I was sitting in a seat that faced inward, rather than forward or backward, so I could read without setting off a twinge of motion sickness from the blur of shoddy grandiosity that forms the commute over the streets of Chicago. She sat across from me, in a seat facing forward. The city didn't distract her. She let her messenger bag—black, packed, and ribboned with a pattern hinting at the Union Jack—drop to the seat beside her. She didn't slip the strap off. Her shoulders were a stretch of bare, pale skin interrupted by two vivid lines of red elastic sliding down past the collar of her low-slung black knit blouse.

With aggressive ease, she kicked her legs up and planted them in the corner formed by the graffiti-scratched window and a prominence holding some locked utility box. Grey khakis ran up at a fourty-five degree angle to the soles of her black boots, thick-treaded and with two bright orange Harley-Davidson logos centerset. This movement hit the trigger of my attention. I glanced up to watch her, conveniently placed, and to suck in the details I have trouble holding on to otherwise.

Her hair was a dry, desert-clay color and wavy, cut just below the ear, hanging over her black-rimmed indie glasses all in her face. Conscientiously messy. Like mine. She had headphones on, not iPod white but traditional black-wired earbuds. As she dug through her bag, she pulled out a retro discman and thumbed a few buttons before dropping it back into the clutter and continuing her search. Eventually, found it. The Not For Tourists Guide to Chicago. The one that doesn't neglect to map and explain the dangerous neighborhoods south of 35th (for example). The one sitting in my blue-black messenger bag.

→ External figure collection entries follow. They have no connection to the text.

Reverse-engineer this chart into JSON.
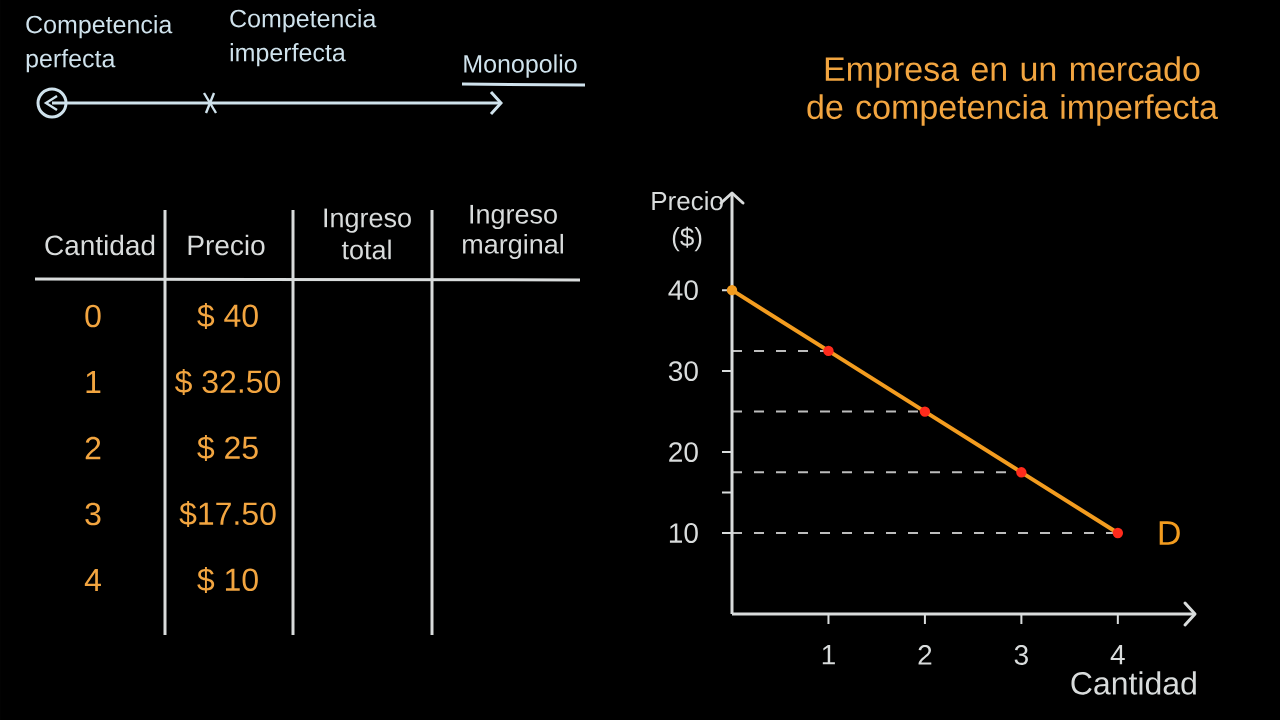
{
  "chart_data": {
    "type": "line",
    "title": "Empresa en un mercado de competencia imperfecta",
    "xlabel": "Cantidad",
    "ylabel": "Precio ($)",
    "x": [
      0,
      1,
      2,
      3,
      4
    ],
    "series": [
      {
        "name": "D",
        "color": "#f39c1f",
        "colors": [
          "#f39c1f",
          "#ff2b1c",
          "#ff2b1c",
          "#ff2b1c",
          "#ff2b1c"
        ],
        "values": [
          40,
          32.5,
          25,
          17.5,
          10
        ]
      }
    ],
    "xlim": [
      0,
      4.8
    ],
    "ylim": [
      0,
      52
    ],
    "xticks": [
      1,
      2,
      3,
      4
    ],
    "yticks": [
      10,
      {
        "value": 15,
        "label": null
      },
      20,
      30,
      40
    ],
    "ref_lines": [
      {
        "axis": "y",
        "value": 32.5,
        "color": "#bdbdbd",
        "line_style": "dashed"
      },
      {
        "axis": "y",
        "value": 25,
        "color": "#bdbdbd",
        "line_style": "dashed"
      },
      {
        "axis": "y",
        "value": 17.5,
        "color": "#bdbdbd",
        "line_style": "dashed"
      },
      {
        "axis": "y",
        "value": 10,
        "color": "#bdbdbd",
        "line_style": "dashed"
      }
    ],
    "marker": "circle",
    "line_style": "solid",
    "annotations": [
      "Competencia perfecta",
      "Competencia imperfecta",
      "Monopolio",
      "Cantidad",
      "Precio",
      "Ingreso total",
      "Ingreso marginal",
      "0",
      "1",
      "2",
      "3",
      "4",
      "$ 40",
      "$ 32.50",
      "$ 25",
      "$17.50",
      "$ 10"
    ]
  }
}
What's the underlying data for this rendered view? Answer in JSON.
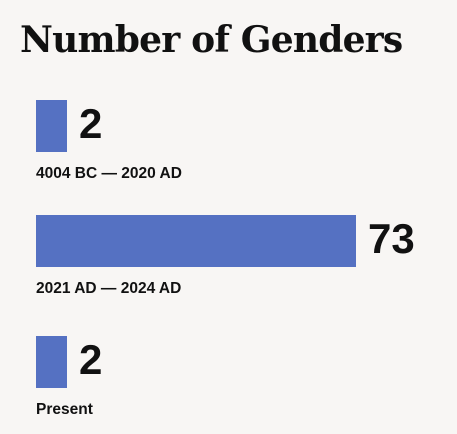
{
  "chart_data": {
    "type": "bar",
    "orientation": "horizontal",
    "title": "Number of Genders",
    "xlabel": "",
    "ylabel": "",
    "categories": [
      "4004 BC — 2020 AD",
      "2021 AD — 2024 AD",
      "Present"
    ],
    "values": [
      2,
      73,
      2
    ],
    "value_labels": [
      "2",
      "73",
      "2"
    ],
    "xlim": [
      0,
      73
    ],
    "grid": false,
    "legend": "none",
    "bar_color": "#5571c2",
    "background_color": "#f8f6f4",
    "text_color": "#111111"
  }
}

She rifled through it, squinted at something, rifled again, back, forward, then shoved it into the bag and started another search. She unearthed a book of Sylvia Plath poetry, paused to give me a look—I flicked my eyes back down to my book of Dylan Thomas poetry—then wrenched open her paperback and started reading.

The fingers sliding beneath each page and turning it carefully were dotted with traces of chipped blue nail-polish. On both indices she had a silver, celtic-knotted futz ring. She did not futz. Her attention was intent, her lips slightly open and lined with some indeterminant shade of pink lip gloss. Occasionally, they moved. Mouthing words. The way I catch myself whispering when I forget verse is inappropriate in public.

Quite suddenly, she kicked her feet down, tossed the book in her bag, and stood. She grabbed one of the greasy steel hand-hold poles next to the door and swung around it by force of momentum as the train lurched to a halt at Berwyn, my stop.

The doors slid open just as she reached them.

I sat, watching the empty space where she'd been, till the sing-song voice of the prerecorded announcer said, "Doors! Closing!" I frenzied to pack my things and get myself across the aisle. The doors slammed against my shoulders and bounced back as I shoved myself out of the train.

"Please! Stand clear! Of the doors!" said the announcer with a touch of automated annoyance.

By the time I had stumbled down the stairs of the elevated stop to the street below, there were only people again, in plural, innacurate ellided details of faces and movements and languages and clothing sparking short term memory, then dimming within moments.

She mattered no more than any one person does.

Which is to say she matters more than any wealth of words could do justice to, ever.